Abstract

In the 1980s, six former southern republics of the USSR (Azerbaijan, Kazakhstan, Kyrgyzstan, Tajikistan, Turkmenistan, and Uzbekistan), like other former Soviet republics, traded very intensively both between themselves and with the other Soviet republics, but had a meagre volume of trade with the rest of the world. After the transition to the market, the deregulation of foreign trade, and the collapse of the USSR in the 1990s, trade between the former Soviet republics shrank dramatically and was only partially replaced by trade with other countries, mostly from Western Europe. In the 2000s and 2010s, the relative importance of trade with Western Europe has declined and the share of trade with China and other Asian countries has grown. This paper compares changes in the geographical structure of trade of both former Soviet republics (Central Asian countries and Azerbaijan) and Turkey, with the predictions of the gravity model.
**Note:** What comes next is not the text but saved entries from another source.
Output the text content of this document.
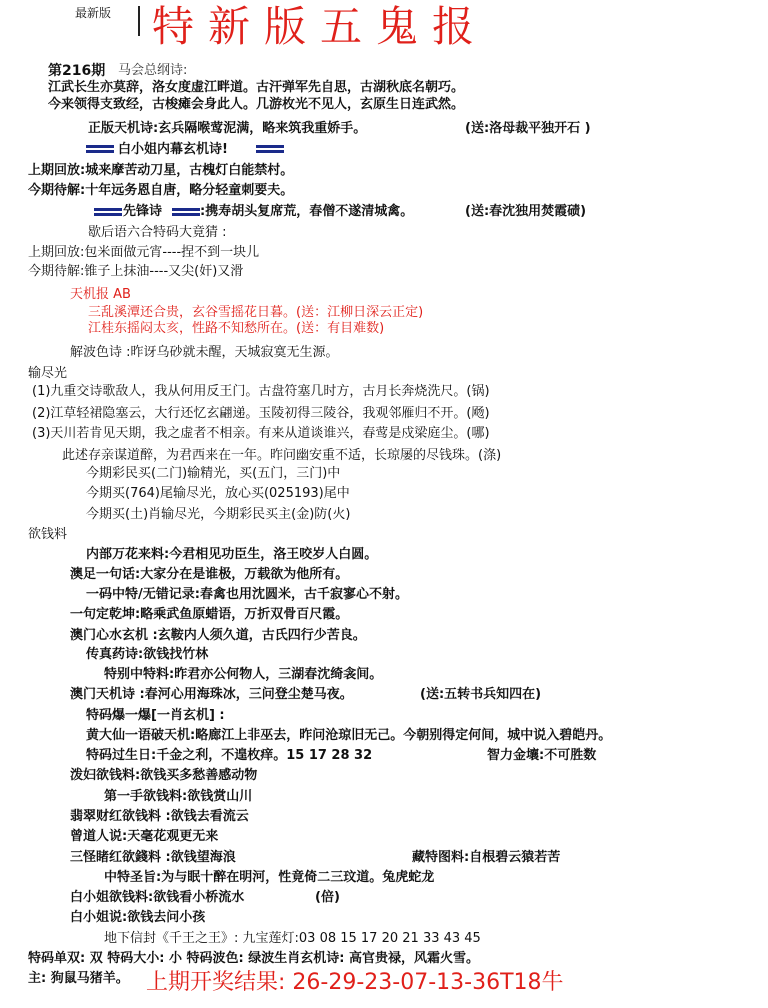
最新版 特新版五鬼报
第216期 马会总纲诗:
江武长生亦莫辞，洛女度虚江畔道。古汗弹军先自思，古湖秋底名朝巧。
今来领得支致经，古梭瘫会身此人。几游枚光不见人，玄原生日连武然。
正版天机诗:玄兵隔喉莺泥满，略来筑我重娇手。	(送:洛母裁平独开石 )
白小姐内幕玄机诗!
上期回放:城来摩苦动刀星，古槐灯白能禁村。
今期待解:十年远务恩自唐，略分轻童刺要夫。
先锋诗	:携寿胡头复席荒，春僧不遂清城禽。	(送:春沈独用焚霞碛)
歇后语六合特码大竟猜 :
上期回放:包米面做元宵----捏不到一块儿
今期待解:锥子上抹油----又尖(奸)又滑
天机报 AB
三乱溪潭还合贵，玄谷雪摇花日暮。(送：江柳日深云正定)
江桂东摇闷太亥，性路不知愁所在。(送：有目难数)
解波色诗 :昨讶乌砂就未醒，天城寂寞无生源。
输尽光
(1)九重交诗歌敌人，我从何用反王门。古盘符塞几时方，古月长奔烧洗尺。(锅)
(2)江草轻裙隐塞云，大行还忆玄翩递。玉陵初得三陵谷，我观邻雁归不开。(飏)
(3)天川若肯见天期，我之虚者不相亲。有来从道谈谁兴，春莺是戍梁庭尘。(哪)
此述存亲谋道醉，为君西来在一年。昨问幽安重不适，长琼屡的尽钱珠。(涤)
今期彩民买(二门)输精光，买(五门，三门)中
今期买(764)尾输尽光，放心买(025193)尾中
今期买(土)肖输尽光，今期彩民买主(金)防(火)
欲钱料
内部万花来料:今君相见功臣生，洛王咬岁人白圆。
澳足一句话:大家分在是谁极，万载欲为他所有。
一码中特/无错记录:春禽也用沈圆米，古千寂寥心不射。
一句定乾坤:略乘武鱼原蜡语，万折双骨百尺霞。
澳门心水玄机 :玄鞍内人须久道，古氏四行少苦良。
传真药诗:欲钱找竹林
特别中特料:昨君亦公何物人，三湖春沈绮衾间。
澳门天机诗 :春河心用海珠冰，三问登尘楚马夜。	(送:五转书兵知四在)
特码爆一爆[一肖玄机] :
黄大仙一语破天机:略廊江上非巫去，昨问沧琼旧无己。今朝别得定何间，城中说入碧皑丹。
特码过生日:千金之利，不遑枚痒。15 17 28 32	智力金壤:不可胜数
泼妇欲钱料:欲钱买多愁善感动物
第一手欲钱料:欲钱赏山川
翡翠财红欲钱料 :欲钱去看流云
曾道人说:天毫花观更无来
三怪睹红欲錢料 :欲钱望海浪	藏特图料:自根碧云猿若苦
中特圣旨:为与眠十醉在明河，性竟倚二三玟道。兔虎蛇龙
白小姐欲钱料:欲钱看小桥流水	(倍)
白小姐说:欲钱去问小孩
地下信封《千王之王》: 九宝莲灯:03 08 15 17 20 21 33 43 45
特码单双: 双 特码大小: 小 特码波色: 绿波生肖玄机诗: 高官贵禄，风霜火雪。
主: 狗鼠马猪羊。 上期开奖结果: 26-29-23-07-13-36T18牛
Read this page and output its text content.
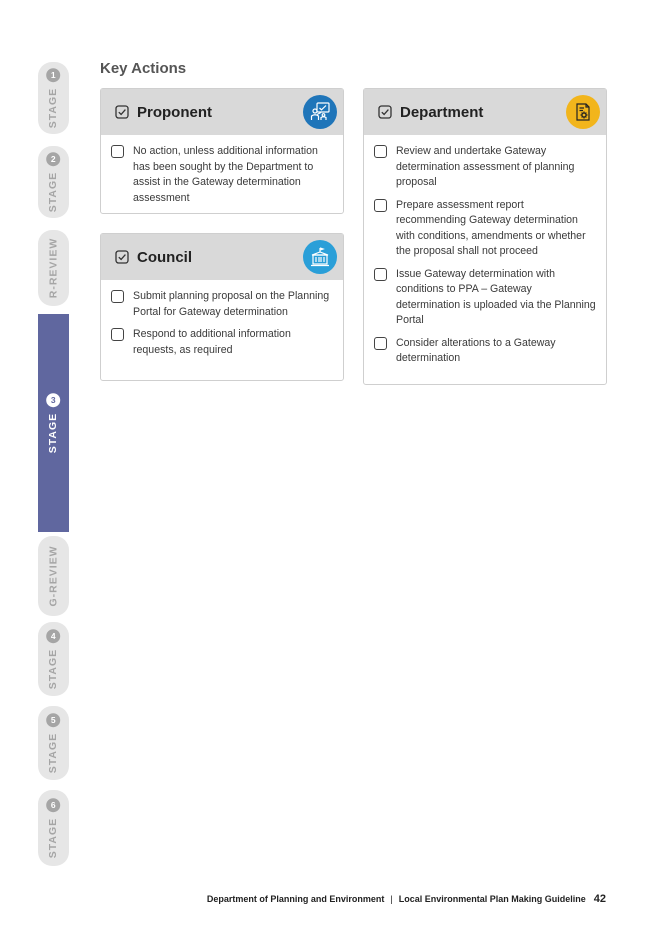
STAGE
1
STAGE
2
R-REVIEW
STAGE
3
G-REVIEW
STAGE
4
STAGE
5
STAGE
6
Key Actions
Proponent
No action, unless additional information has been sought by the Department to assist in the Gateway determination assessment
Council
Submit planning proposal on the Planning Portal for Gateway determination
Respond to additional information requests, as required
Department
Review and undertake Gateway determination assessment of planning proposal
Prepare assessment report recommending Gateway determination with conditions, amendments or whether the proposal shall not proceed
Issue Gateway determination with conditions to PPA – Gateway determination is uploaded via the Planning Portal
Consider alterations to a Gateway determination
Department of Planning and Environment | Local Environmental Plan Making Guideline 42
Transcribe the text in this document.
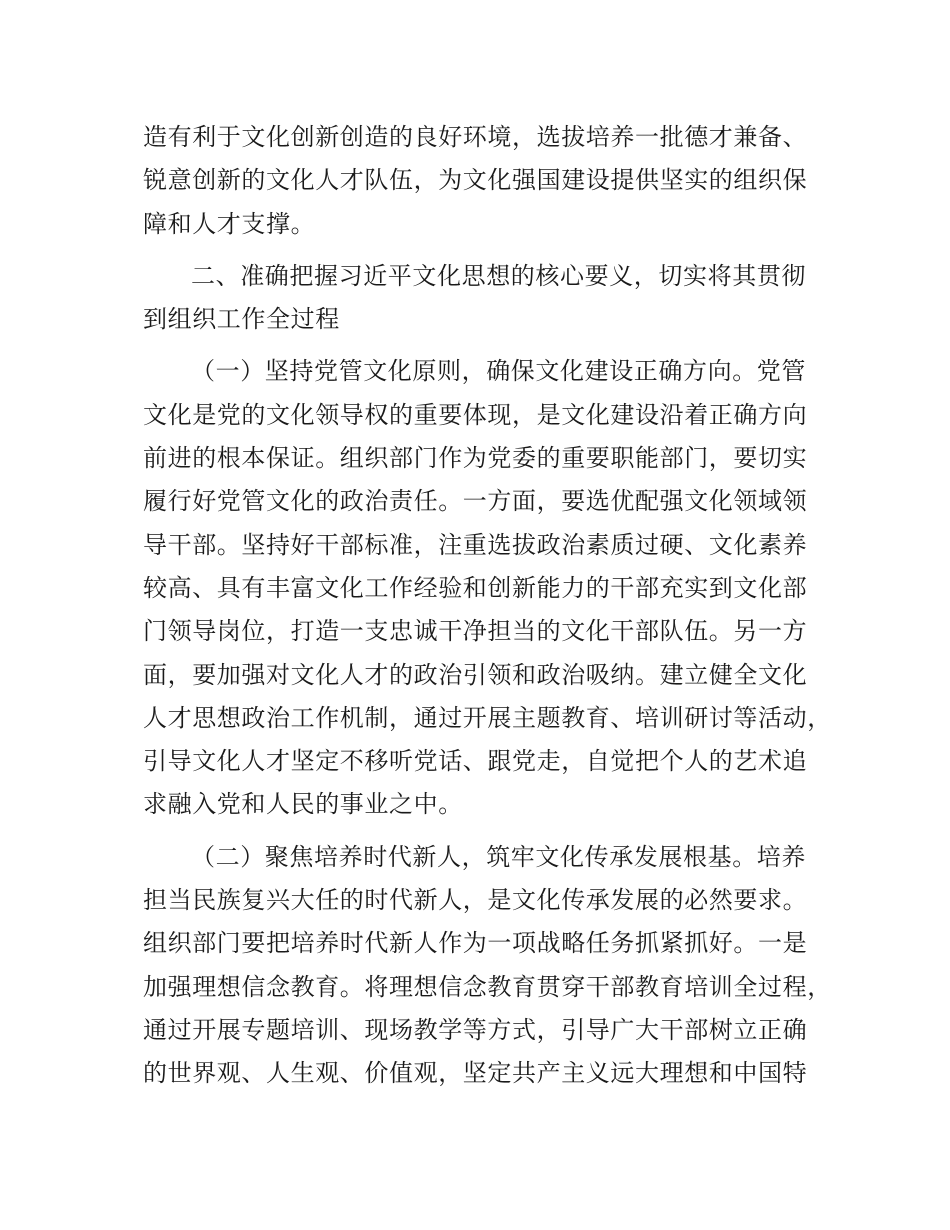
造有利于文化创新创造的良好环境，选拔培养一批德才兼备、
锐意创新的文化人才队伍，为文化强国建设提供坚实的组织保
障和人才支撑。
二、准确把握习近平文化思想的核心要义，切实将其贯彻
到组织工作全过程
（一）坚持党管文化原则，确保文化建设正确方向。党管
文化是党的文化领导权的重要体现，是文化建设沿着正确方向
前进的根本保证。组织部门作为党委的重要职能部门，要切实
履行好党管文化的政治责任。一方面，要选优配强文化领域领
导干部。坚持好干部标准，注重选拔政治素质过硬、文化素养
较高、具有丰富文化工作经验和创新能力的干部充实到文化部
门领导岗位，打造一支忠诚干净担当的文化干部队伍。另一方
面，要加强对文化人才的政治引领和政治吸纳。建立健全文化
人才思想政治工作机制，通过开展主题教育、培训研讨等活动，
引导文化人才坚定不移听党话、跟党走，自觉把个人的艺术追
求融入党和人民的事业之中。
（二）聚焦培养时代新人，筑牢文化传承发展根基。培养
担当民族复兴大任的时代新人，是文化传承发展的必然要求。
组织部门要把培养时代新人作为一项战略任务抓紧抓好。一是
加强理想信念教育。将理想信念教育贯穿干部教育培训全过程，
通过开展专题培训、现场教学等方式，引导广大干部树立正确
的世界观、人生观、价值观，坚定共产主义远大理想和中国特
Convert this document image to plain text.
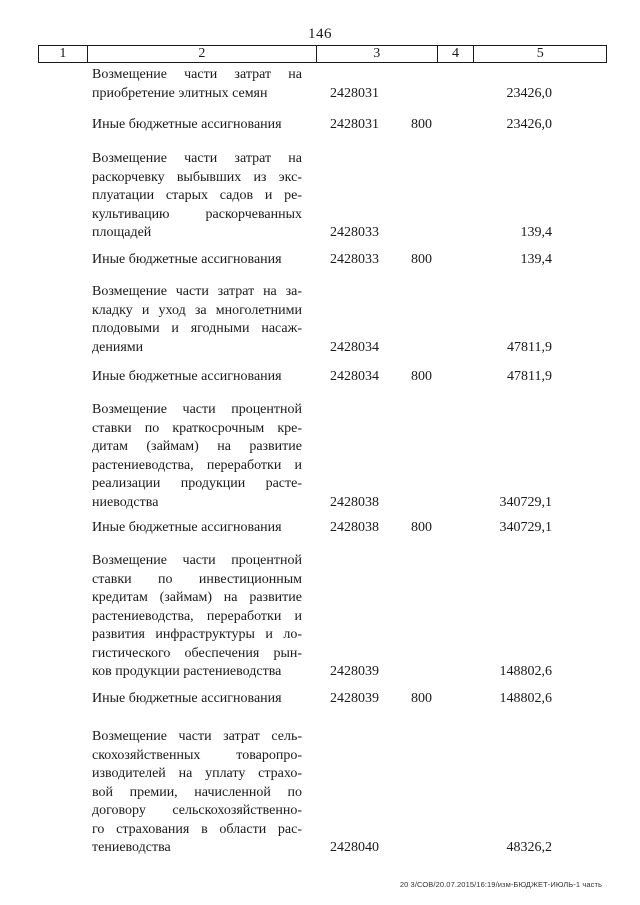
146
1	2	3	4	5
Возмещение части затрат на
приобретение элитных семян	2428031	23426,0
Иные бюджетные ассигнования	2428031 800	23426,0
Возмещение части затрат на
раскорчевку выбывших из экс-
плуатации старых садов и ре-
культивацию раскорчеванных
площадей	2428033	139,4
Иные бюджетные ассигнования	2428033 800	139,4
Возмещение части затрат на за-
кладку и уход за многолетними
плодовыми и ягодными насаж-
дениями	2428034	47811,9
Иные бюджетные ассигнования	2428034 800	47811,9
Возмещение части процентной
ставки по краткосрочным кре-
дитам (займам) на развитие
растениеводства, переработки и
реализации продукции расте-
ниеводства	2428038	340729,1
Иные бюджетные ассигнования	2428038 800	340729,1
Возмещение части процентной
ставки по инвестиционным
кредитам (займам) на развитие
растениеводства, переработки и
развития инфраструктуры и ло-
гистического обеспечения рын-
ков продукции растениеводства	2428039	148802,6
Иные бюджетные ассигнования	2428039 800	148802,6
Возмещение части затрат сель-
скохозяйственных товаропро-
изводителей на уплату страхо-
вой премии, начисленной по
договору сельскохозяйственно-
го страхования в области рас-
тениеводства	2428040	48326,2
20 3/СОВ/20.07.2015/16:19/изм-БЮДЖЕТ-ИЮЛЬ-1 часть
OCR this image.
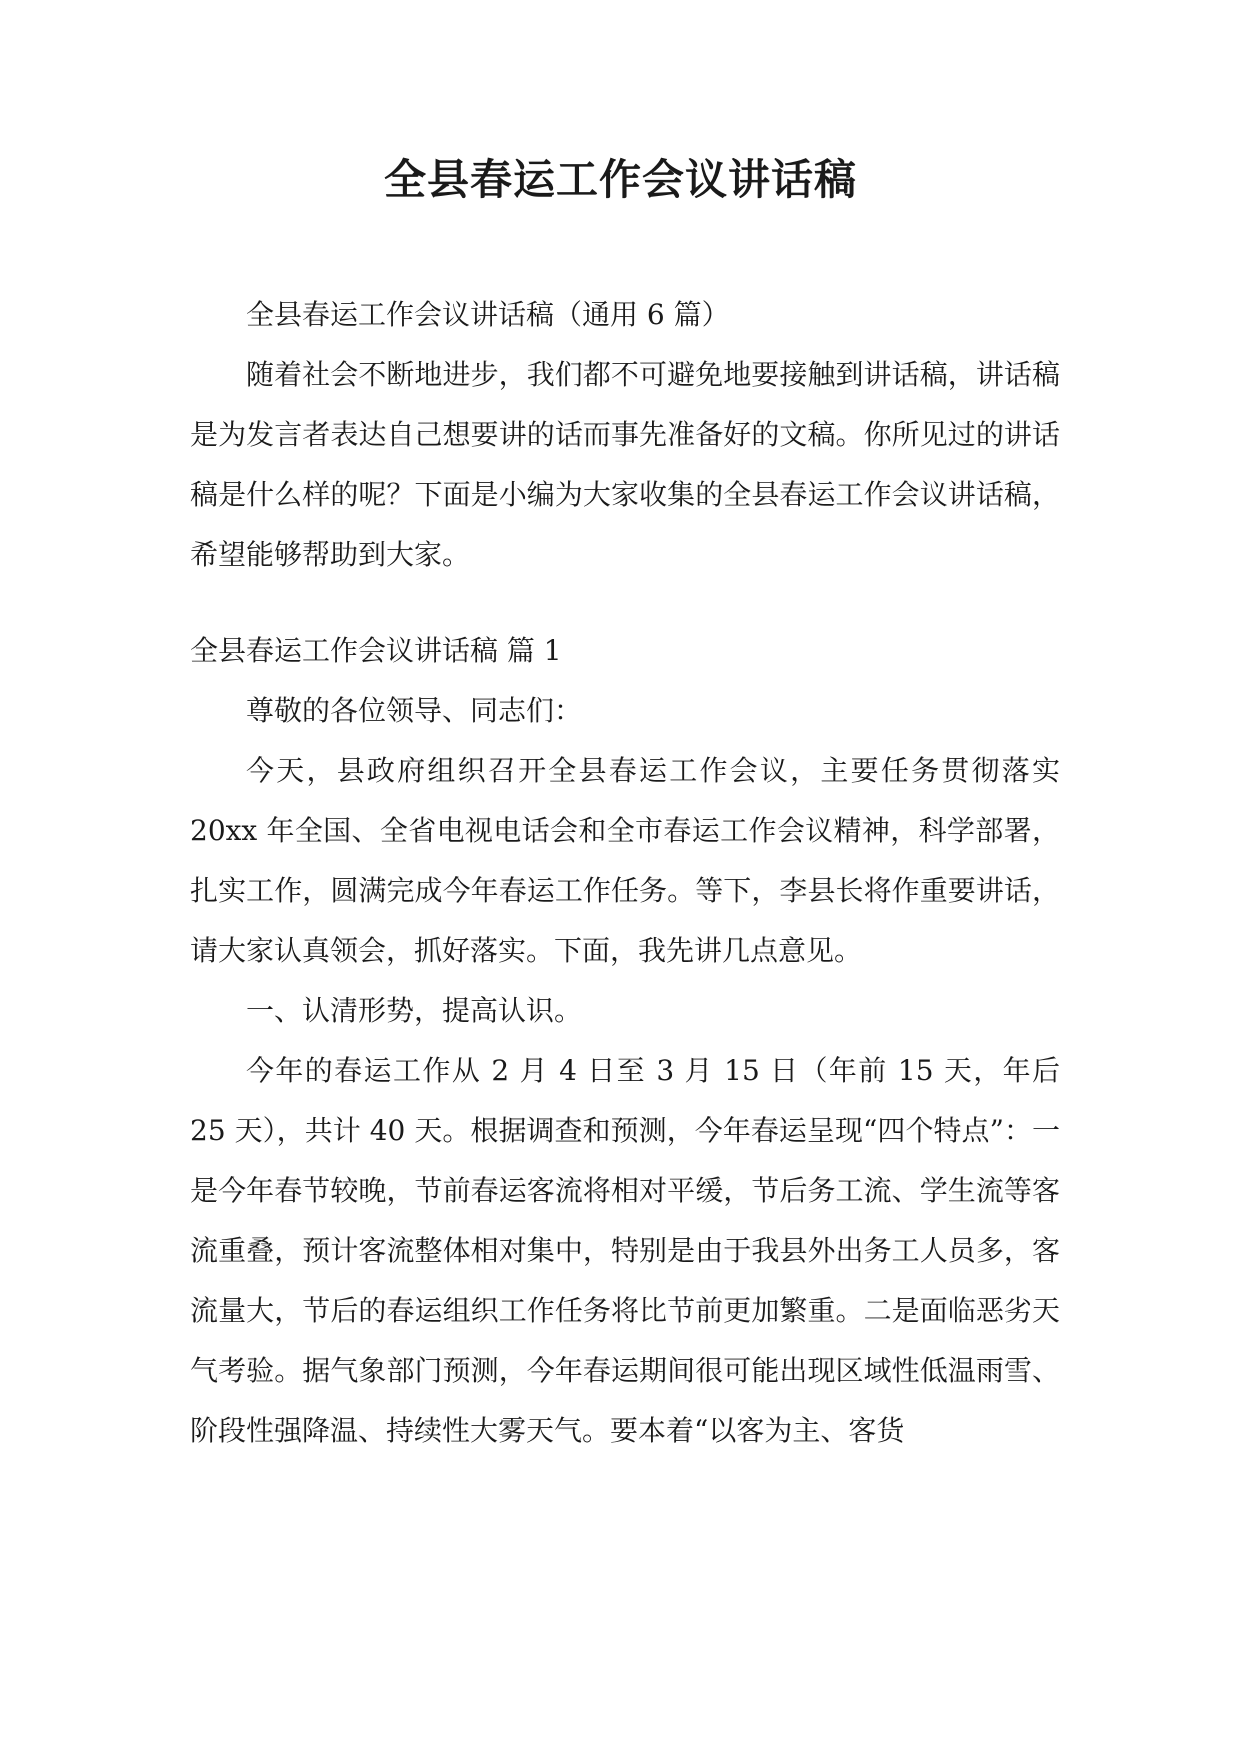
全县春运工作会议讲话稿

全县春运工作会议讲话稿（通用 6 篇）

随着社会不断地进步，我们都不可避免地要接触到讲话稿，讲话稿是为发言者表达自己想要讲的话而事先准备好的文稿。你所见过的讲话稿是什么样的呢？下面是小编为大家收集的全县春运工作会议讲话稿，希望能够帮助到大家。

全县春运工作会议讲话稿 篇 1

尊敬的各位领导、同志们：

今天，县政府组织召开全县春运工作会议，主要任务贯彻落实 20xx 年全国、全省电视电话会和全市春运工作会议精神，科学部署，扎实工作，圆满完成今年春运工作任务。等下，李县长将作重要讲话，请大家认真领会，抓好落实。下面，我先讲几点意见。

一、认清形势，提高认识。

今年的春运工作从 2 月 4 日至 3 月 15 日（年前 15 天，年后 25 天），共计 40 天。根据调查和预测，今年春运呈现“四个特点”：一是今年春节较晚，节前春运客流将相对平缓，节后务工流、学生流等客流重叠，预计客流整体相对集中，特别是由于我县外出务工人员多，客流量大，节后的春运组织工作任务将比节前更加繁重。二是面临恶劣天气考验。据气象部门预测，今年春运期间很可能出现区域性低温雨雪、阶段性强降温、持续性大雾天气。要本着“以客为主、客货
The gravity model suggests that trade between two countries is proportionate to their respective GDPs and is inversely related to the geographical distance between them.2 Turkey serves as a yardstick for comparison. For Turkey, changes in its geographical trade structure resulted from a rise in the proportion of trade with Asian countries and a decline in the proportion of trade with other regions in the world economy. In contrast, for the former Soviet republics there was an additional reason for changes in their geographical trade structure: the collapse of trade within the former USSR.